Demonstration of ALARP is the responsibility of the licensee design authority (NS-TAST-GD-079).
Historically, the overall status of nuclear safety risk has been determined to be tolerable and ALARP as a result of combined evidence presented in the deterministic and probabilistic safety assessments. The overall ALARP position has also been provided by the periodic safety review (NS-TAST-GD-050). An acceptably maintained risk status is required at each Nuclear Power Plant (NPP), and possibly across a fleet of NPP, requiring a consistent approach to the management of nuclear safety. This is a continuous activity, hence the term dynamic ALARP.
Dynamic ALARP in Practice
The application of dynamic ALARP requires the prioritisation and management of work and resources to mitigate the overall risk, and to ensure that all reasonable measures are implemented and timescales are commensurate with the nuclear safety risk.
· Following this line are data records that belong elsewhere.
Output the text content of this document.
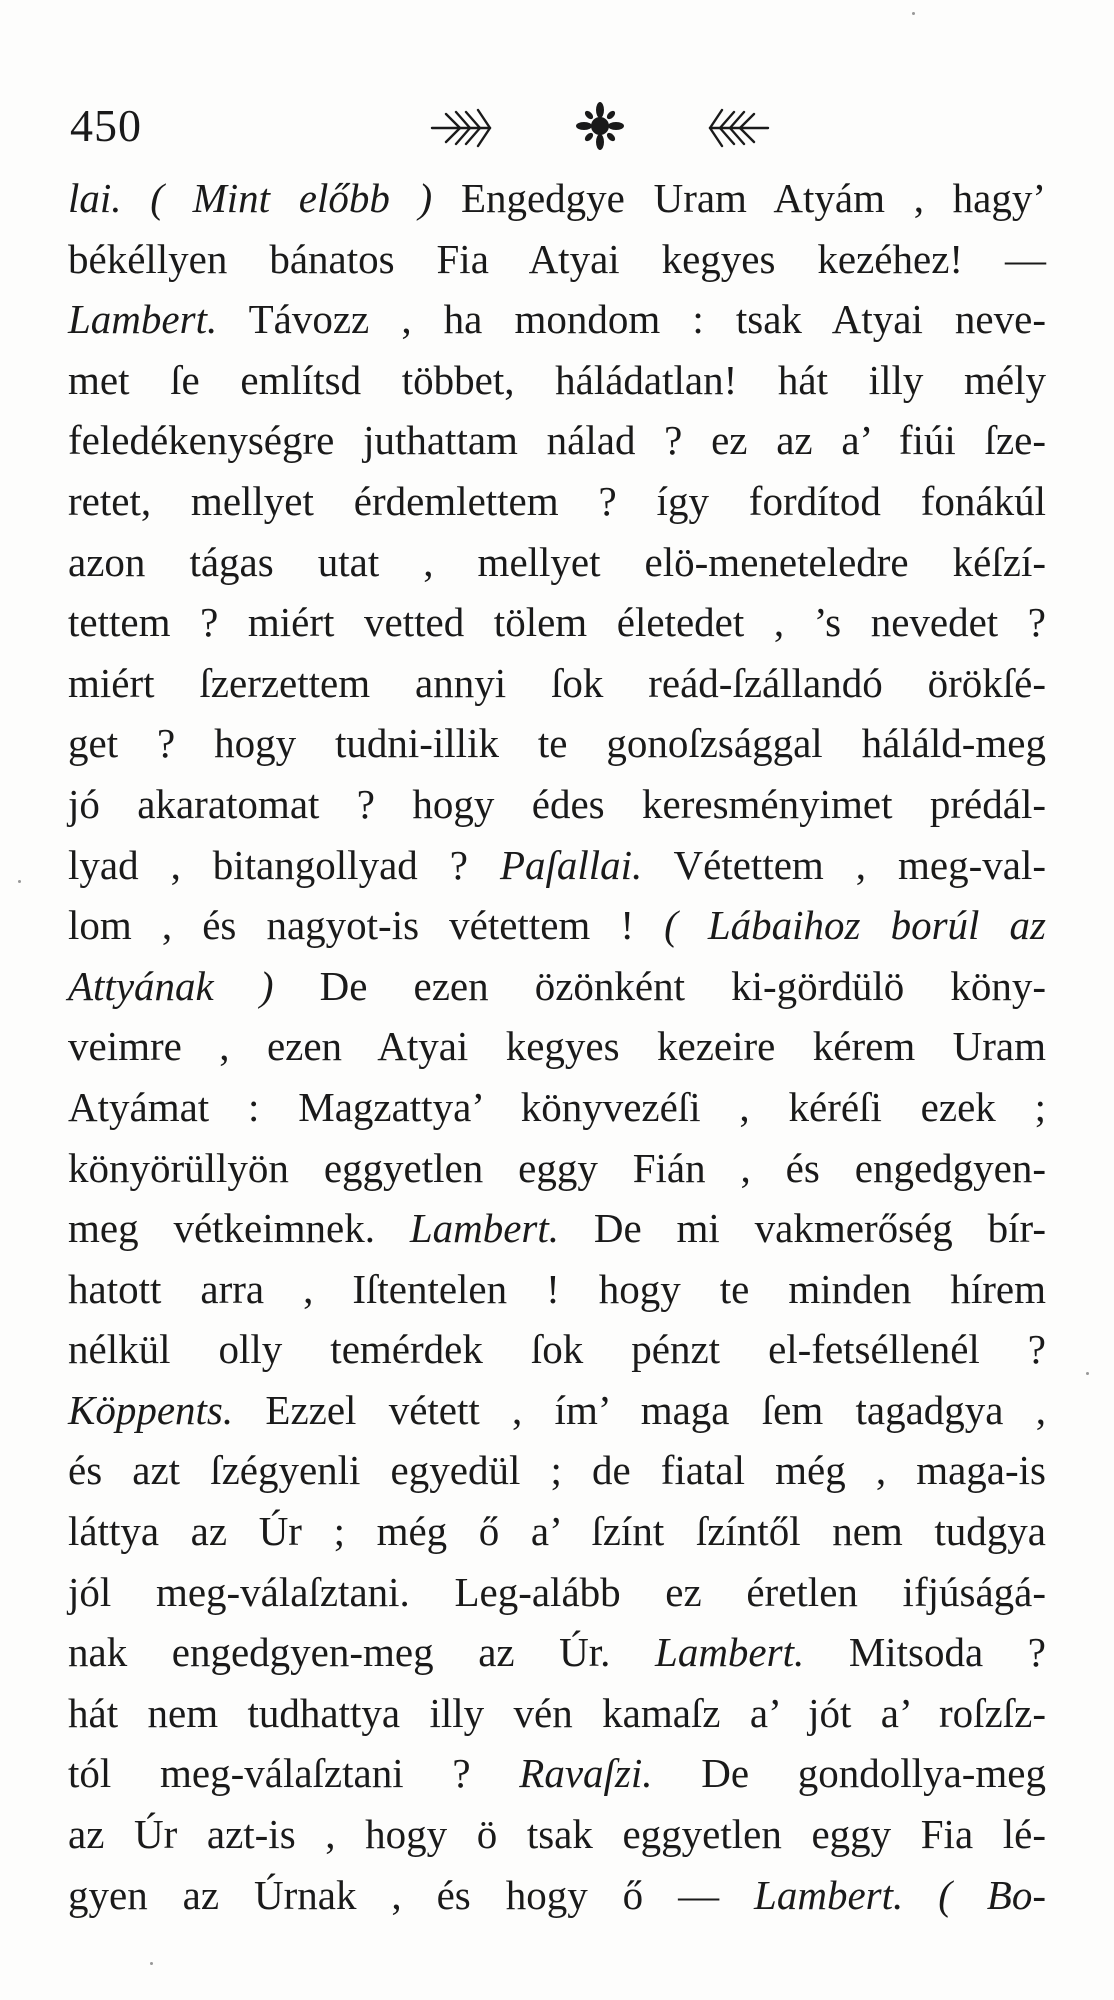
450
lai. ( Mint előbb ) Engedgye Uram Atyám , hagy’
békéllyen bánatos Fia Atyai kegyes kezéhez! —
Lambert. Távozz , ha mondom : tsak Atyai neve-
met ſe említsd többet, háládatlan! hát illy mély
feledékenységre juthattam nálad ? ez az a’ fiúi ſze-
retet, mellyet érdemlettem ? így fordítod fonákúl
azon tágas utat , mellyet elö-meneteledre kéſzí-
tettem ? miért vetted tölem életedet , ’s nevedet ?
miért ſzerzettem annyi ſok reád-ſzállandó örökſé-
get ? hogy tudni-illik te gonoſzsággal háláld-meg
jó akaratomat ? hogy édes keresményimet prédál-
lyad , bitangollyad ? Paſallai. Vétettem , meg-val-
lom , és nagyot-is vétettem ! ( Lábaihoz borúl az
Attyának ) De ezen özönként ki-gördülö köny-
veimre , ezen Atyai kegyes kezeire kérem Uram
Atyámat : Magzattya’ könyvezéſi , kéréſi ezek ;
könyörüllyön eggyetlen eggy Fián , és engedgyen-
meg vétkeimnek. Lambert. De mi vakmerőség bír-
hatott arra , Iſtentelen ! hogy te minden hírem
nélkül olly temérdek ſok pénzt el-fetséllenél ?
Köppents. Ezzel vétett , ím’ maga ſem tagadgya ,
és azt ſzégyenli egyedül ; de fiatal még , maga-is
láttya az Úr ; még ő a’ ſzínt ſzíntől nem tudgya
jól meg-válaſztani. Leg-alább ez éretlen ifjúságá-
nak engedgyen-meg az Úr. Lambert. Mitsoda ?
hát nem tudhattya illy vén kamaſz a’ jót a’ roſzſz-
tól meg-válaſztani ? Ravaſzi. De gondollya-meg
az Úr azt-is , hogy ö tsak eggyetlen eggy Fia lé-
gyen az Úrnak , és hogy ő — Lambert. ( Bo-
Licensees will develop and implement their own management systems, arrangements and processes to enable the management of work, with many processes combining to determine work prioritisation and delivery. The management systems necessary to support dynamic ALARP include, but are not limited to, the following management system processes.
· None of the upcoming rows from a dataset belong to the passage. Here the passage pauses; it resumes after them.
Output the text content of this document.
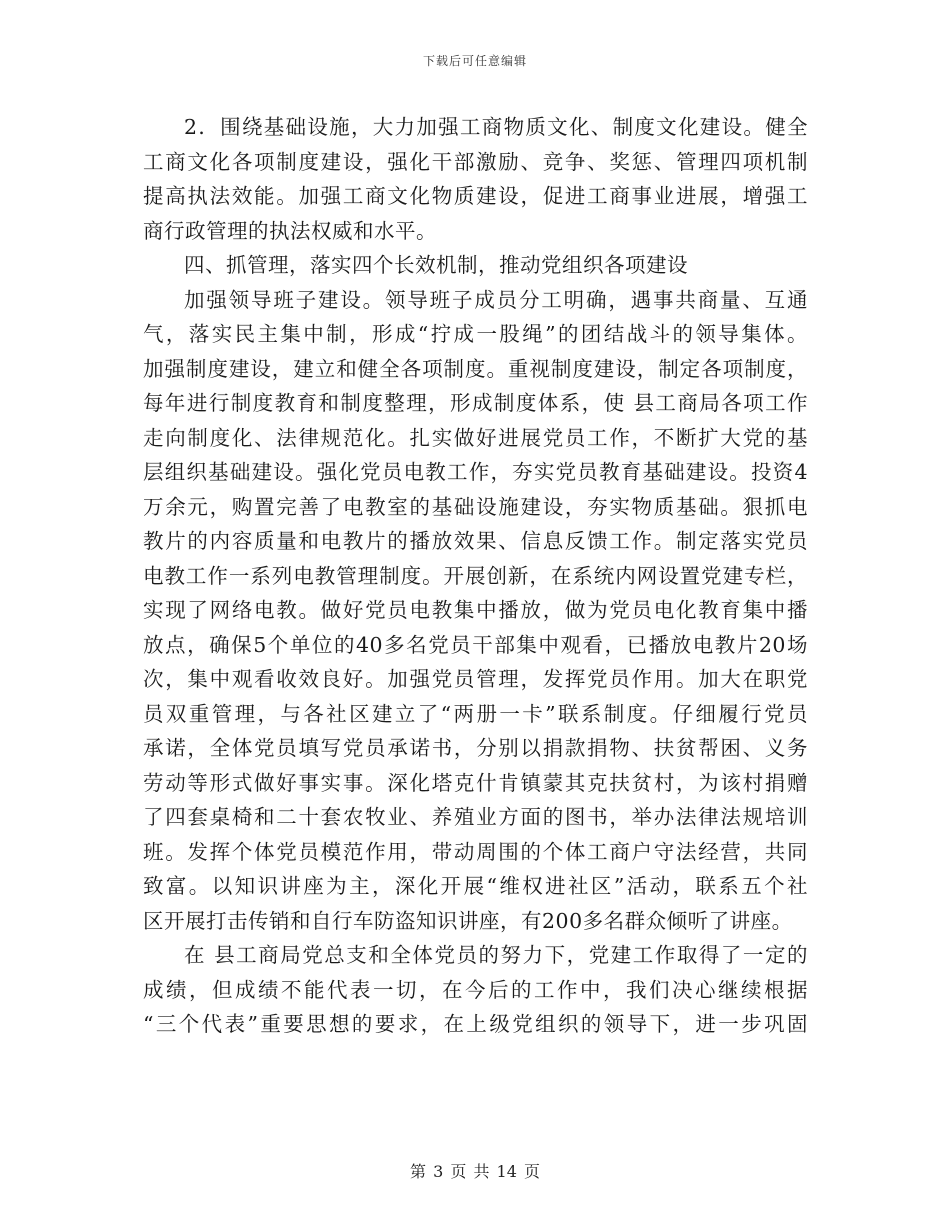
下载后可任意编辑
2．围绕基础设施，大力加强工商物质文化、制度文化建设。健全
工商文化各项制度建设，强化干部激励、竞争、奖惩、管理四项机制
提高执法效能。加强工商文化物质建设，促进工商事业进展，增强工
商行政管理的执法权威和水平。
四、抓管理，落实四个长效机制，推动党组织各项建设
加强领导班子建设。领导班子成员分工明确，遇事共商量、互通
气，落实民主集中制，形成“拧成一股绳”的团结战斗的领导集体。
加强制度建设，建立和健全各项制度。重视制度建设，制定各项制度，
每年进行制度教育和制度整理，形成制度体系，使 县工商局各项工作
走向制度化、法律规范化。扎实做好进展党员工作，不断扩大党的基
层组织基础建设。强化党员电教工作，夯实党员教育基础建设。投资4
万余元，购置完善了电教室的基础设施建设，夯实物质基础。狠抓电
教片的内容质量和电教片的播放效果、信息反馈工作。制定落实党员
电教工作一系列电教管理制度。开展创新，在系统内网设置党建专栏，
实现了网络电教。做好党员电教集中播放，做为党员电化教育集中播
放点，确保5个单位的40多名党员干部集中观看，已播放电教片20场
次，集中观看收效良好。加强党员管理，发挥党员作用。加大在职党
员双重管理，与各社区建立了“两册一卡”联系制度。仔细履行党员
承诺，全体党员填写党员承诺书，分别以捐款捐物、扶贫帮困、义务
劳动等形式做好事实事。深化塔克什肯镇蒙其克扶贫村，为该村捐赠
了四套桌椅和二十套农牧业、养殖业方面的图书，举办法律法规培训
班。发挥个体党员模范作用，带动周围的个体工商户守法经营，共同
致富。以知识讲座为主，深化开展“维权进社区”活动，联系五个社
区开展打击传销和自行车防盗知识讲座，有200多名群众倾听了讲座。
在 县工商局党总支和全体党员的努力下，党建工作取得了一定的
成绩，但成绩不能代表一切，在今后的工作中，我们决心继续根据
“三个代表”重要思想的要求，在上级党组织的领导下，进一步巩固
第 3 页 共 14 页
- Design Safety Assurance.
- Management of Engineering.
- Risk Management.
- Management of Work.
- Asset Management.
- Business and Investment Planning.
The overall ALARP risk status of the NPP is continually influenced by changes to the operating environment which may include physical changes to plant, changes to process, or changes to guidance and standards. The way the company responds to operating environment changes via allocation of their finite resource, determines how well the ALARP risk status is managed.
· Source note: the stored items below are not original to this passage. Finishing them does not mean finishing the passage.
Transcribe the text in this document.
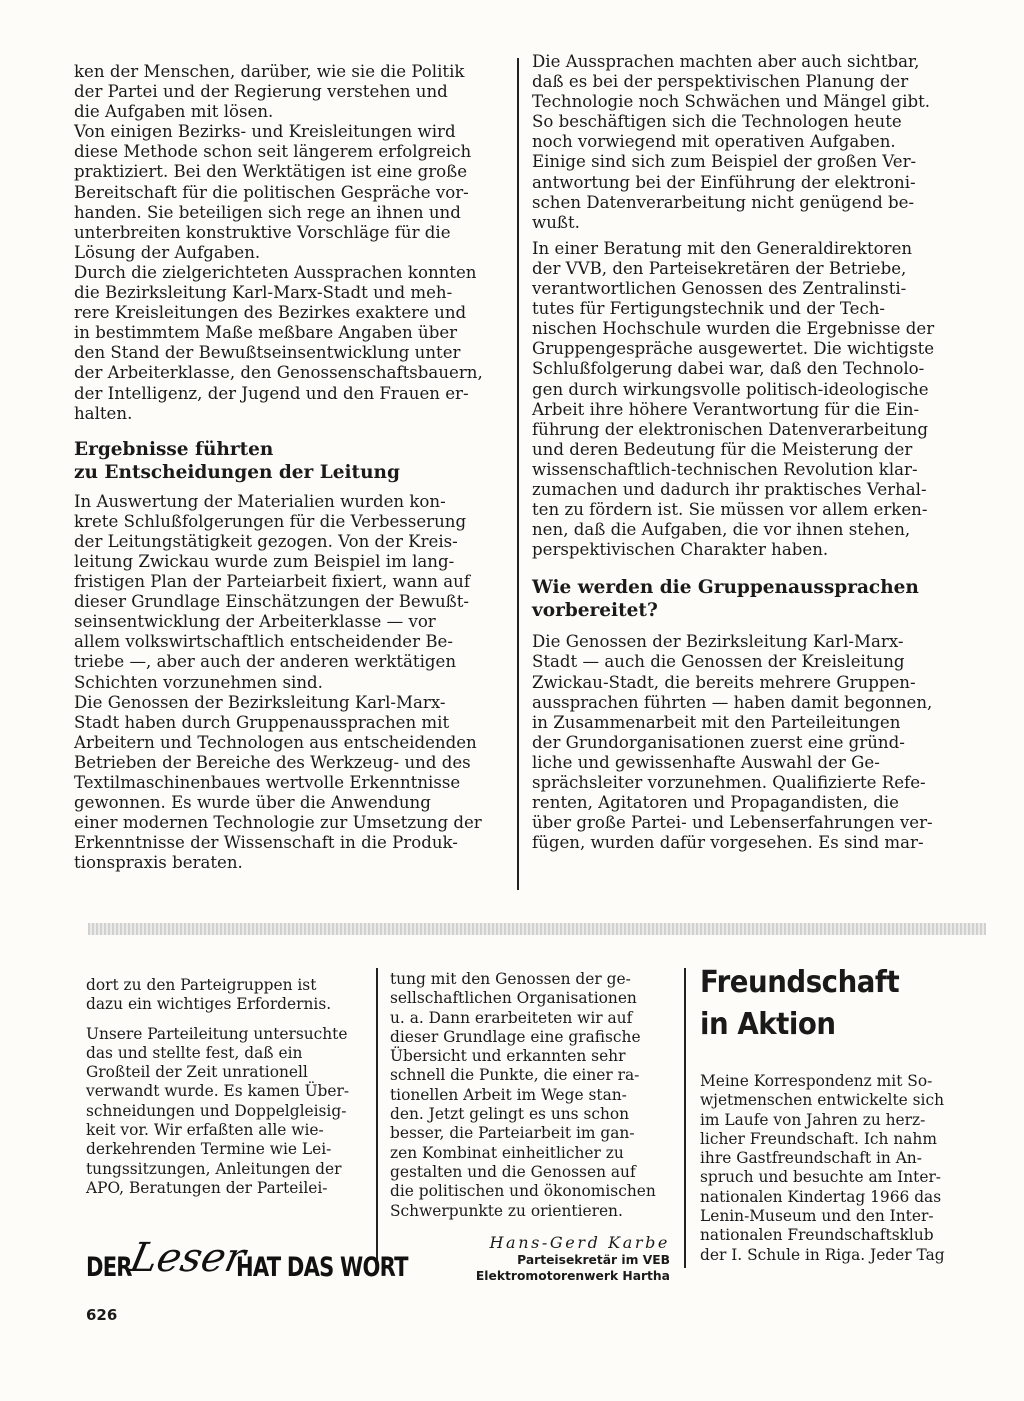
ken der Menschen, darüber, wie sie die Politik
der Partei und der Regierung verstehen und
die Aufgaben mit lösen.

Von einigen Bezirks- und Kreisleitungen wird
diese Methode schon seit längerem erfolgreich
praktiziert. Bei den Werktätigen ist eine große
Bereitschaft für die politischen Gespräche vor-
handen. Sie beteiligen sich rege an ihnen und
unterbreiten konstruktive Vorschläge für die
Lösung der Aufgaben.

Durch die zielgerichteten Aussprachen konnten
die Bezirksleitung Karl-Marx-Stadt und meh-
rere Kreisleitungen des Bezirkes exaktere und
in bestimmtem Maße meßbare Angaben über
den Stand der Bewußtseinsentwicklung unter
der Arbeiterklasse, den Genossenschaftsbauern,
der Intelligenz, der Jugend und den Frauen er-
halten.

Ergebnisse führten
zu Entscheidungen der Leitung

In Auswertung der Materialien wurden kon-
krete Schlußfolgerungen für die Verbesserung
der Leitungstätigkeit gezogen. Von der Kreis-
leitung Zwickau wurde zum Beispiel im lang-
fristigen Plan der Parteiarbeit fixiert, wann auf
dieser Grundlage Einschätzungen der Bewußt-
seinsentwicklung der Arbeiterklasse — vor
allem volkswirtschaftlich entscheidender Be-
triebe —, aber auch der anderen werktätigen
Schichten vorzunehmen sind.

Die Genossen der Bezirksleitung Karl-Marx-
Stadt haben durch Gruppenaussprachen mit
Arbeitern und Technologen aus entscheidenden
Betrieben der Bereiche des Werkzeug- und des
Textilmaschinenbaues wertvolle Erkenntnisse
gewonnen. Es wurde über die Anwendung
einer modernen Technologie zur Umsetzung der
Erkenntnisse der Wissenschaft in die Produk-
tionspraxis beraten.

Die Aussprachen machten aber auch sichtbar,
daß es bei der perspektivischen Planung der
Technologie noch Schwächen und Mängel gibt.
So beschäftigen sich die Technologen heute
noch vorwiegend mit operativen Aufgaben.
Einige sind sich zum Beispiel der großen Ver-
antwortung bei der Einführung der elektroni-
schen Datenverarbeitung nicht genügend be-
wußt.

In einer Beratung mit den Generaldirektoren
der VVB, den Parteisekretären der Betriebe,
verantwortlichen Genossen des Zentralinsti-
tutes für Fertigungstechnik und der Tech-
nischen Hochschule wurden die Ergebnisse der
Gruppengespräche ausgewertet. Die wichtigste
Schlußfolgerung dabei war, daß den Technolo-
gen durch wirkungsvolle politisch-ideologische
Arbeit ihre höhere Verantwortung für die Ein-
führung der elektronischen Datenverarbeitung
und deren Bedeutung für die Meisterung der
wissenschaftlich-technischen Revolution klar-
zumachen und dadurch ihr praktisches Verhal-
ten zu fördern ist. Sie müssen vor allem erken-
nen, daß die Aufgaben, die vor ihnen stehen,
perspektivischen Charakter haben.

Wie werden die Gruppenaussprachen
vorbereitet?

Die Genossen der Bezirksleitung Karl-Marx-
Stadt — auch die Genossen der Kreisleitung
Zwickau-Stadt, die bereits mehrere Gruppen-
aussprachen führten — haben damit begonnen,
in Zusammenarbeit mit den Parteileitungen
der Grundorganisationen zuerst eine gründ-
liche und gewissenhafte Auswahl der Ge-
sprächsleiter vorzunehmen. Qualifizierte Refe-
renten, Agitatoren und Propagandisten, die
über große Partei- und Lebenserfahrungen ver-
fügen, wurden dafür vorgesehen. Es sind mar-

dort zu den Parteigruppen ist
dazu ein wichtiges Erfordernis.

Unsere Parteileitung untersuchte
das und stellte fest, daß ein
Großteil der Zeit unrationell
verwandt wurde. Es kamen Über-
schneidungen und Doppelgleisig-
keit vor. Wir erfaßten alle wie-
derkehrenden Termine wie Lei-
tungssitzungen, Anleitungen der
APO, Beratungen der Parteilei-

tung mit den Genossen der ge-
sellschaftlichen Organisationen
u. a. Dann erarbeiteten wir auf
dieser Grundlage eine grafische
Übersicht und erkannten sehr
schnell die Punkte, die einer ra-
tionellen Arbeit im Wege stan-
den. Jetzt gelingt es uns schon
besser, die Parteiarbeit im gan-
zen Kombinat einheitlicher zu
gestalten und die Genossen auf
die politischen und ökonomischen
Schwerpunkte zu orientieren.

Hans-Gerd Karbe

Parteisekretär im VEB
Elektromotorenwerk Hartha

Freundschaft
in Aktion

Meine Korrespondenz mit So-
wjetmenschen entwickelte sich
im Laufe von Jahren zu herz-
licher Freundschaft. Ich nahm
ihre Gastfreundschaft in An-
spruch und besuchte am Inter-
nationalen Kindertag 1966 das
Lenin-Museum und den Inter-
nationalen Freundschaftsklub
der I. Schule in Riga. Jeder Tag

DER
Leser
HAT DAS WORT
626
The dynamic ALARP claim is therefore that continuous, or dynamic, management and prioritisation of work maintains the overall nuclear safety risk to be ALARP.
A simplified dynamic risk ALARP process is shown in Figure 1.
Additional Information & Guidance
- ONR, NS-TAST-GD-005, Guidance on the Demonstration of ALARP (As Low As Reasonably Practicable), December 2019.
- ONR, NS-TAST-GD-079, Licensee Design Authority Capability, April 2019.
- ONR, NS-TAST-GD-050, Periodic Review of Safety (PSR), July 2017.